C'est Bolsonaro qui a lancé l'"Auxilio Brasil", la nouvelle version du "Bolsa Familia" qui était le programme social phare des années Lula, dont le montant est passé de 400 réais (environ 80 euros), à 600 réais cette année.
"Bolsonaro a augmenté l''Auxilio Brasil' pour se faire réélire," estime pour sa part Luciana Mesquita, 22 ans.
"Après les élections ça va s'arrêter", prédit cette gérante d'un restaurant, pour qui "tout: la santé, l'éducation, l'emploi" était mieux sous Lula.
Weksley Watson de Souza, 35 ans, est gardien dans une école, et va voter Bolsonaro.
"Moi je ne suis pas d'accord avec son positionnement sur les personnes LGBT, il n'est pas parfait mais c'est la meilleure option," estime cet homme noir qui faisait la queue dès 07H30 pour voter.

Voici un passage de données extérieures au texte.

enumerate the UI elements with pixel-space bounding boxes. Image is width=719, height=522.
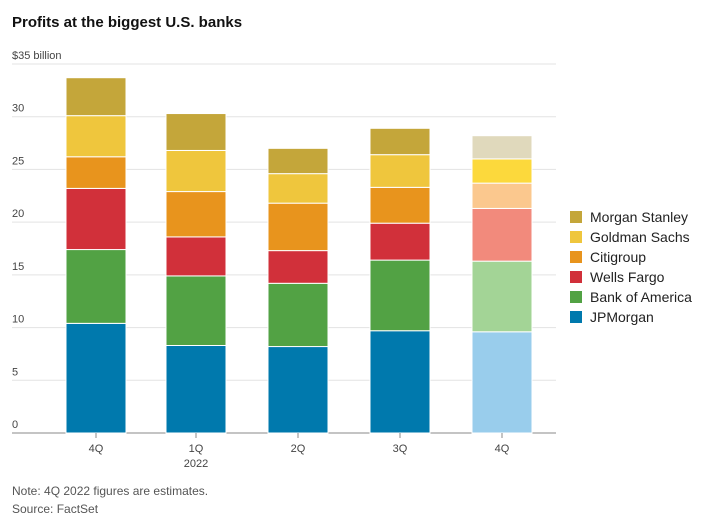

-"Je ne mange plus de viande"-
Dans ce pays de 214 millions d'habitants aux inégalités monstres, plus de 33 millions de personnes souffrent de la faim, un chiffre en hausse de 73% par rapport à 2020, selon une étude rendue publique en juin par le Réseau brésilien de recherche sur la sécurité alimentaire (Rede Penssan).
Pour augmenter le pouvoir d'achat, Lula pour sa part s'engage à lancer une nouvelle "Bolsa Familia": en plus des 600 reais de l'"Auxilio Brasil", les familles recevraient 150 reais pour chaque enfant de moins de six ans.
Ces promesses ont convaincu Elezoda Belo Oliveira, 57 ans, qui gagne sa vie en faisant du repassage.
"Je ne mange plus que des œufs! Je ne mange plus de viande, même les pieds de poule sont très chers," s'exclame Mme Oliveira, l'une des rares personnes à arborer un autocollant à l'effigie de Lula.
"Bolsonaro a été le pire président de tous les temps," estime cette femme aux yeux pétillants.
Le vote de Rafaela, 27 ans, ira pour ce premier tour à Ciro Gomes, le candidat de centre gauche crédité de 5% des intentions de vote, selon le dernier sondage de Datafolha.
Cette femme noire travaillait dans un restaurant mais a perdu son travail pendant la pandémie. Aujourd'hui, elle est coiffeuse à domicile. En cas de deuxième tour, elle votera pour l'ex-président de gauche Lula.
"Tout est beaucoup trop cher avec Bolsonaro et il ne fait pas assez pour aider les gens", soutient-elle.